Iranian nobleman (1821–1882)

Hossein Gholi Khan Ilkhani (حسینقلی‌خان ایلخانی; 1821–1882) was an Iranian nobleman of the Bakhtiari tribe and a powerful khan (lord). Hossein Gholi Khan united the Bakhtiari tribes, killing many opponents in the process, and eventually turning the Bakhtiari clan — which hitherto had no role in politics — into one of the most powerful political poles of Qajar Iran. Most of Hossein Gholi Khan's children, including Ali-Gholi Khan Bakhtiari, played a role in important events in contemporary Iranian history, such as the Constitutional Revolution.

Towards the end of his life, Hossein Gholi Khan formed an alliance with Mass'oud Mirza Zell-e Soltan, the governor of Isfahan, and gained such power that he intended to stage a coup against Naser al-Din Shah Qajar. However, Mirza Yusuf Ashtiani, the Shah's Prime Minister, poisoned him with Qajar coffee.

== Early life ==
Hossein Gholi Khan Zarasvand Duraki, son of Jafar Gholi Khan Zarasvand Duraki and Bibi Shahpasand (daughter of Ali Saleh Al-Jamali), was born in 1821 in the Choghakhor region. His father, Jafar Qolikhan, was one of the two most powerful khans in the Bakhtiari tribe. When Hossein Gholi Khan was 16 years old, his father was killed in a dispute between the Bakhtiari tribes by Jafar Qoli Khan Behdarvand in 1836.
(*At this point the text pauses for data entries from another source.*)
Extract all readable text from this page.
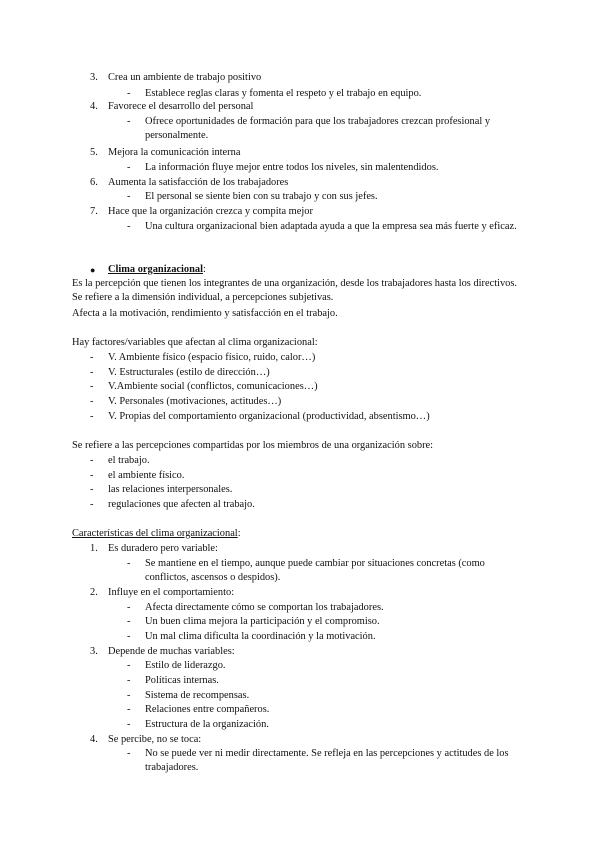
3. Crea un ambiente de trabajo positivo
- Establece reglas claras y fomenta el respeto y el trabajo en equipo.
4. Favorece el desarrollo del personal
- Ofrece oportunidades de formación para que los trabajadores crezcan profesional y personalmente.
5. Mejora la comunicación interna
- La información fluye mejor entre todos los niveles, sin malentendidos.
6. Aumenta la satisfacción de los trabajadores
- El personal se siente bien con su trabajo y con sus jefes.
7. Hace que la organización crezca y compita mejor
- Una cultura organizacional bien adaptada ayuda a que la empresa sea más fuerte y eficaz.
● Clima organizacional:
Es la percepción que tienen los integrantes de una organización, desde los trabajadores hasta los directivos. Se refiere a la dimensión individual, a percepciones subjetivas.
Afecta a la motivación, rendimiento y satisfacción en el trabajo.
Hay factores/variables que afectan al clima organizacional:
- V. Ambiente físico (espacio físico, ruido, calor…)
- V. Estructurales (estilo de dirección…)
- V.Ambiente social (conflictos, comunicaciones…)
- V. Personales (motivaciones, actitudes…)
- V. Propias del comportamiento organizacional (productividad, absentismo…)
Se refiere a las percepciones compartidas por los miembros de una organización sobre:
- el trabajo.
- el ambiente físico.
- las relaciones interpersonales.
- regulaciones que afecten al trabajo.
Características del clima organizacional:
1. Es duradero pero variable:
- Se mantiene en el tiempo, aunque puede cambiar por situaciones concretas (como conflictos, ascensos o despidos).
2. Influye en el comportamiento:
- Afecta directamente cómo se comportan los trabajadores.
- Un buen clima mejora la participación y el compromiso.
- Un mal clima dificulta la coordinación y la motivación.
3. Depende de muchas variables:
- Estilo de liderazgo.
- Políticas internas.
- Sistema de recompensas.
- Relaciones entre compañeros.
- Estructura de la organización.
4. Se percibe, no se toca:
- No se puede ver ni medir directamente. Se refleja en las percepciones y actitudes de los trabajadores.
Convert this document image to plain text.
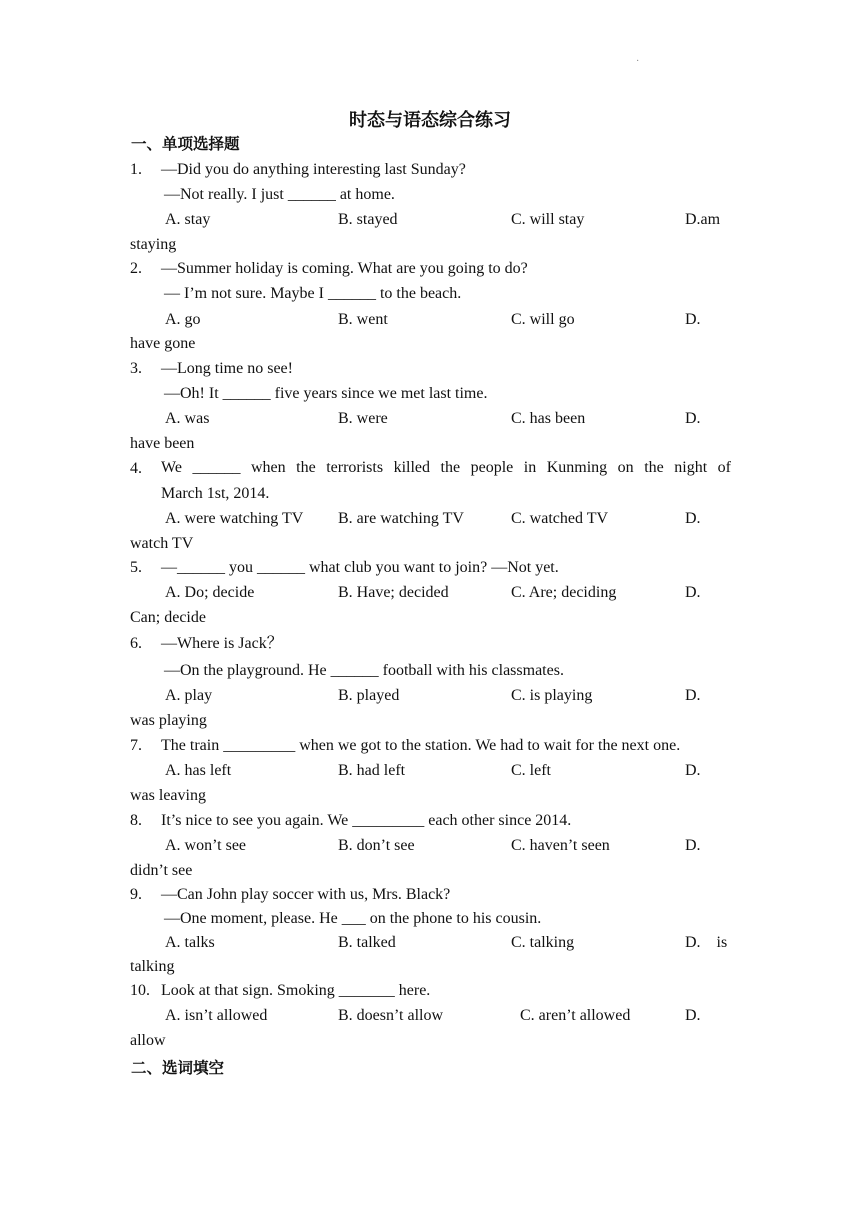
·
时态与语态综合练习
一、单项选择题
1. —Did you do anything interesting last Sunday?
—Not really. I just ______ at home.
A. stay	B. stayed	C. will stay	D.am
staying
2. —Summer holiday is coming. What are you going to do?
— I’m not sure. Maybe I ______ to the beach.
A. go	B. went	C. will go	D.
have gone
3. —Long time no see!
—Oh! It ______ five years since we met last time.
A. was	B. were	C. has been	D.
have been
4. We ______ when the terrorists killed the people in Kunming on the night of
March 1st, 2014.
A. were watching TV B. are watching TV	C. watched TV	D.
watch TV
5. —______ you ______ what club you want to join? —Not yet.
A. Do; decide	B. Have; decided	C. Are; deciding	D.
Can; decide
6. —Where is Jack？
—On the playground. He ______ football with his classmates.
A. play	B. played	C. is playing	D.
was playing
7. The train _________ when we got to the station. We had to wait for the next one.
A. has left	B. had left	C. left	D.
was leaving
8. It’s nice to see you again. We _________ each other since 2014.
A. won’t see	B. don’t see	C. haven’t seen	D.
didn’t see
9. —Can John play soccer with us, Mrs. Black?
—One moment, please. He ___ on the phone to his cousin.
A. talks	B. talked	C. talking	D.    is
talking
10. Look at that sign. Smoking _______ here.
A. isn’t allowed	B. doesn’t allow	C. aren’t allowed	D.
allow
二、选词填空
He and his brothers — Emam Qoli Khan, Reza Qali Khan and Mustafa Qoli Khan — spent their childhood and adolescence under the tutelage of their uncle, Kulb Ali Khan Duraki. When they came of age, a rift broke out between the brothers and their uncle over the division of power and property.
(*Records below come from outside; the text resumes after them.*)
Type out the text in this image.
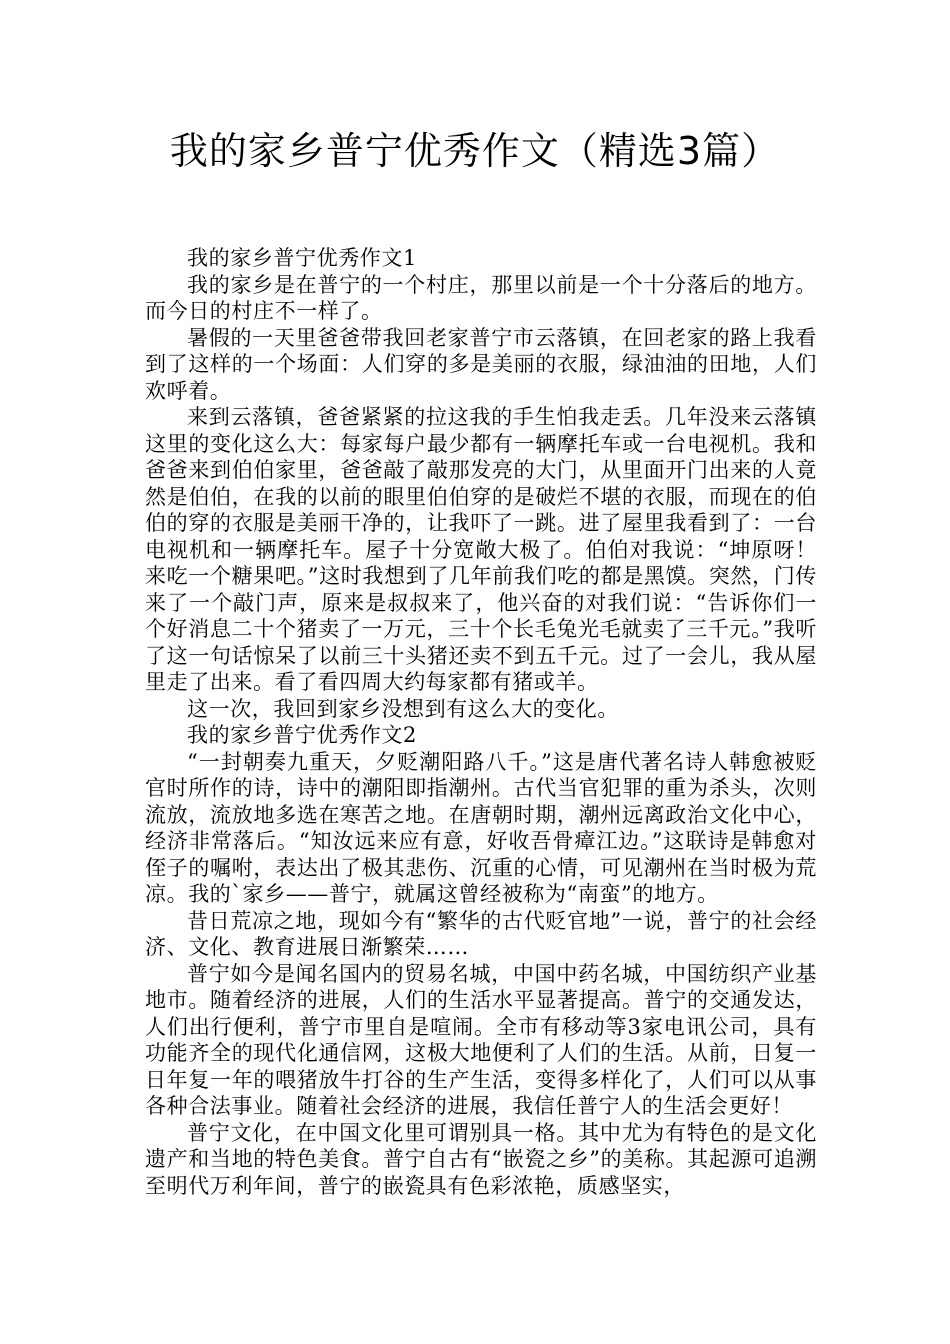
我的家乡普宁优秀作文（精选3篇）

我的家乡普宁优秀作文1

我的家乡是在普宁的一个村庄，那里以前是一个十分落后的地方。而今日的村庄不一样了。

暑假的一天里爸爸带我回老家普宁市云落镇，在回老家的路上我看到了这样的一个场面：人们穿的多是美丽的衣服，绿油油的田地，人们欢呼着。

来到云落镇，爸爸紧紧的拉这我的手生怕我走丢。几年没来云落镇这里的变化这么大：每家每户最少都有一辆摩托车或一台电视机。我和爸爸来到伯伯家里，爸爸敲了敲那发亮的大门，从里面开门出来的人竟然是伯伯，在我的以前的眼里伯伯穿的是破烂不堪的衣服，而现在的伯伯的穿的衣服是美丽干净的，让我吓了一跳。进了屋里我看到了：一台电视机和一辆摩托车。屋子十分宽敞大极了。伯伯对我说：“坤原呀！来吃一个糖果吧。”这时我想到了几年前我们吃的都是黑馍。突然，门传来了一个敲门声，原来是叔叔来了，他兴奋的对我们说：“告诉你们一个好消息二十个猪卖了一万元，三十个长毛兔光毛就卖了三千元。”我听了这一句话惊呆了以前三十头猪还卖不到五千元。过了一会儿，我从屋里走了出来。看了看四周大约每家都有猪或羊。

这一次，我回到家乡没想到有这么大的变化。

我的家乡普宁优秀作文2

“一封朝奏九重天，夕贬潮阳路八千。”这是唐代著名诗人韩愈被贬官时所作的诗，诗中的潮阳即指潮州。古代当官犯罪的重为杀头，次则流放，流放地多选在寒苦之地。在唐朝时期，潮州远离政治文化中心，经济非常落后。“知汝远来应有意，好收吾骨瘴江边。”这联诗是韩愈对侄子的嘱咐，表达出了极其悲伤、沉重的心情，可见潮州在当时极为荒凉。我的`家乡——普宁，就属这曾经被称为“南蛮”的地方。

昔日荒凉之地，现如今有“繁华的古代贬官地”一说，普宁的社会经济、文化、教育进展日渐繁荣……

普宁如今是闻名国内的贸易名城，中国中药名城，中国纺织产业基地市。随着经济的进展，人们的生活水平显著提高。普宁的交通发达，人们出行便利，普宁市里自是喧闹。全市有移动等3家电讯公司，具有功能齐全的现代化通信网，这极大地便利了人们的生活。从前，日复一日年复一年的喂猪放牛打谷的生产生活，变得多样化了，人们可以从事各种合法事业。随着社会经济的进展，我信任普宁人的生活会更好！

普宁文化，在中国文化里可谓别具一格。其中尤为有特色的是文化遗产和当地的特色美食。普宁自古有“嵌瓷之乡”的美称。其起源可追溯至明代万利年间，普宁的嵌瓷具有色彩浓艳，质感坚实，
== War with Kulb Ali Khan ==
The dispute precipitated an intra-tribal war between the three brothers, on the one hand, and Kulb Ali Khan on the other.

In the early phase, victory belonged to Kulb Ali Khan, who had increased his fighting power by forming an alliance with Jafar Gholi Khan Behdarvand. However, it was the young Hussein Gholi Khan who was eventually victorious.
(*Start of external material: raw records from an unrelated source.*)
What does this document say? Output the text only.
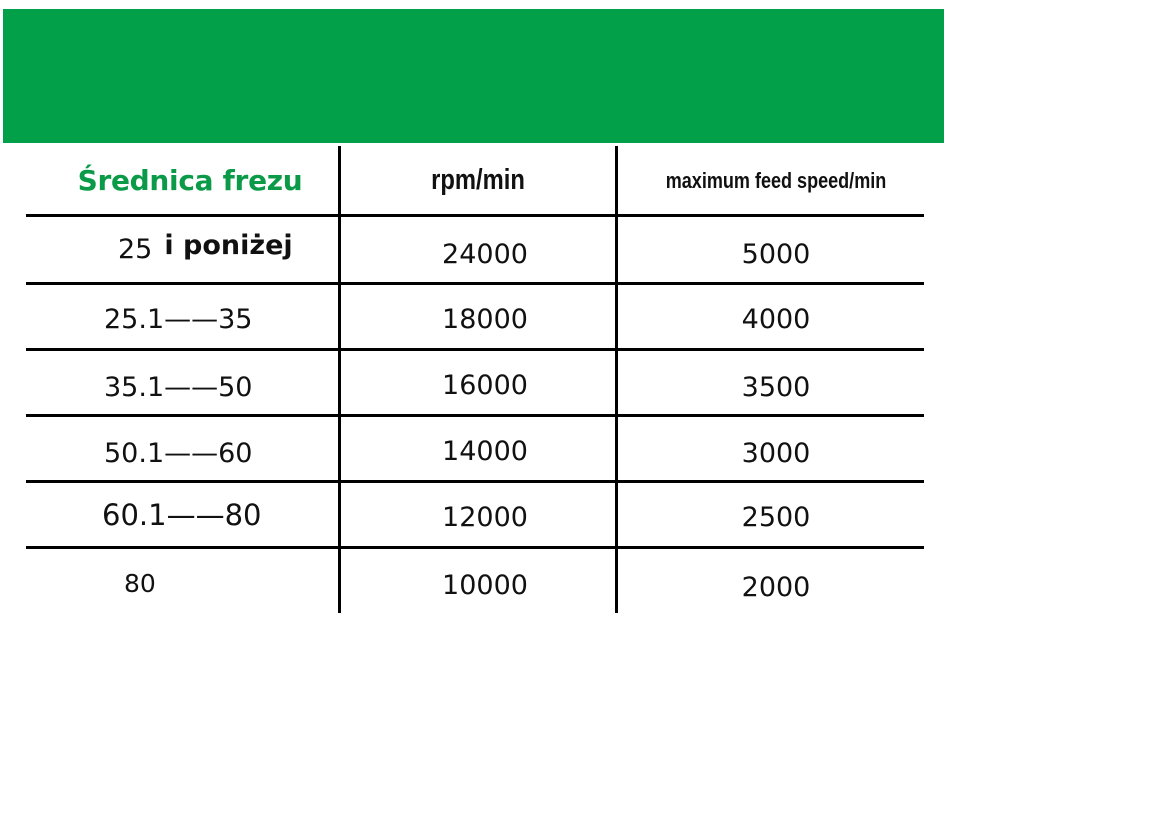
Średnica frezu	rpm/min	maximum feed speed/min
25 i poniżej	24000	5000
25.1——35	18000	4000
35.1——50	16000	3500
50.1——60	14000	3000
60.1——80	12000	2500
80	10000	2000
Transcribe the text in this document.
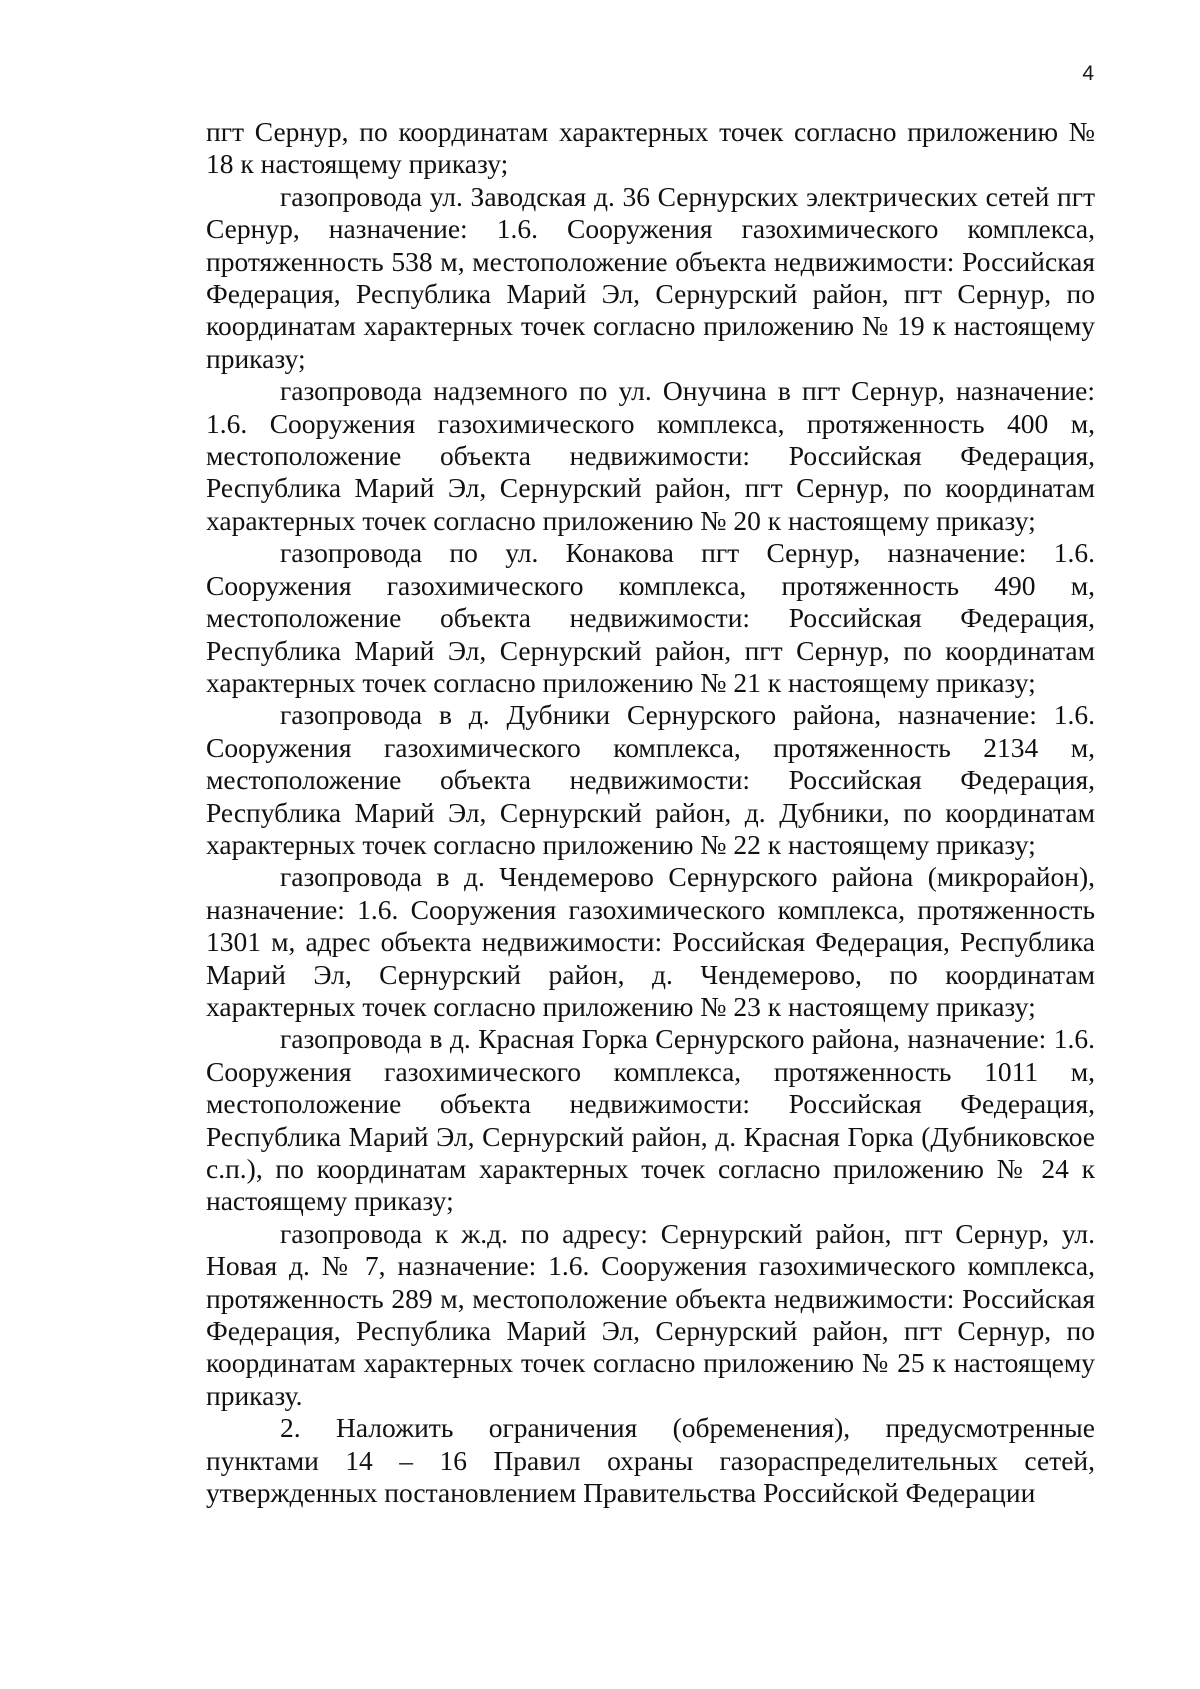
4

пгт Сернур, по координатам характерных точек согласно приложению № 18 к настоящему приказу;

газопровода ул. Заводская д. 36 Сернурских электрических сетей пгт Сернур, назначение: 1.6. Сооружения газохимического комплекса, протяженность 538 м, местоположение объекта недвижимости: Российская Федерация, Республика Марий Эл, Сернурский район, пгт Сернур, по координатам характерных точек согласно приложению № 19 к настоящему приказу;

газопровода надземного по ул. Онучина в пгт Сернур, назначение: 1.6. Сооружения газохимического комплекса, протяженность 400 м, местоположение объекта недвижимости: Российская Федерация, Республика Марий Эл, Сернурский район, пгт Сернур, по координатам характерных точек согласно приложению № 20 к настоящему приказу;

газопровода по ул. Конакова пгт Сернур, назначение: 1.6. Сооружения газохимического комплекса, протяженность 490 м, местоположение объекта недвижимости: Российская Федерация, Республика Марий Эл, Сернурский район, пгт Сернур, по координатам характерных точек согласно приложению № 21 к настоящему приказу;

газопровода в д. Дубники Сернурского района, назначение: 1.6. Сооружения газохимического комплекса, протяженность 2134 м, местоположение объекта недвижимости: Российская Федерация, Республика Марий Эл, Сернурский район, д. Дубники, по координатам характерных точек согласно приложению № 22 к настоящему приказу;

газопровода в д. Чендемерово Сернурского района (микрорайон), назначение: 1.6. Сооружения газохимического комплекса, протяженность 1301 м, адрес объекта недвижимости: Российская Федерация, Республика Марий Эл, Сернурский район, д. Чендемерово, по координатам характерных точек согласно приложению № 23 к настоящему приказу;

газопровода в д. Красная Горка Сернурского района, назначение: 1.6. Сооружения газохимического комплекса, протяженность 1011 м, местоположение объекта недвижимости: Российская Федерация, Республика Марий Эл, Сернурский район, д. Красная Горка (Дубниковское с.п.), по координатам характерных точек согласно приложению № 24 к настоящему приказу;

газопровода к ж.д. по адресу: Сернурский район, пгт Сернур, ул. Новая д. № 7, назначение: 1.6. Сооружения газохимического комплекса, протяженность 289 м, местоположение объекта недвижимости: Российская Федерация, Республика Марий Эл, Сернурский район, пгт Сернур, по координатам характерных точек согласно приложению № 25 к настоящему приказу.

2. Наложить ограничения (обременения), предусмотренные пунктами 14 – 16 Правил охраны газораспределительных сетей, утвержденных постановлением Правительства Российской Федерации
== Increasing position in the Qajar court ==
Hossein Gholi Khan quickly moved against other tribal leaders. He first defeated the powerful Mohammad Taghi Khan Bakhtiari, who had refused to pay taxes to the central government, and then had him executed. Next, he moved against the elderly Khan of the Babadi tribe, Musa Khan. Uniting the Bakhtiari clan, he suppressed rebellions against the central government and ended banditry, gaining the gratitude of the court. By 1857, he had become the most powerful warlord in Qajar Iran and became a courtier.

== Death ==
Prime Minister Mirza Yusuf Ashtiani was concerned about the military power and wealth of Hossein Gholi Khan, particularly, his alliance with Mass'oud Mirza Zell-e Soltan in the western and southern regions of the country. Hussein Gholi Khan was poisoned with Qajar coffee and died 3 days later, on 14 June 1882.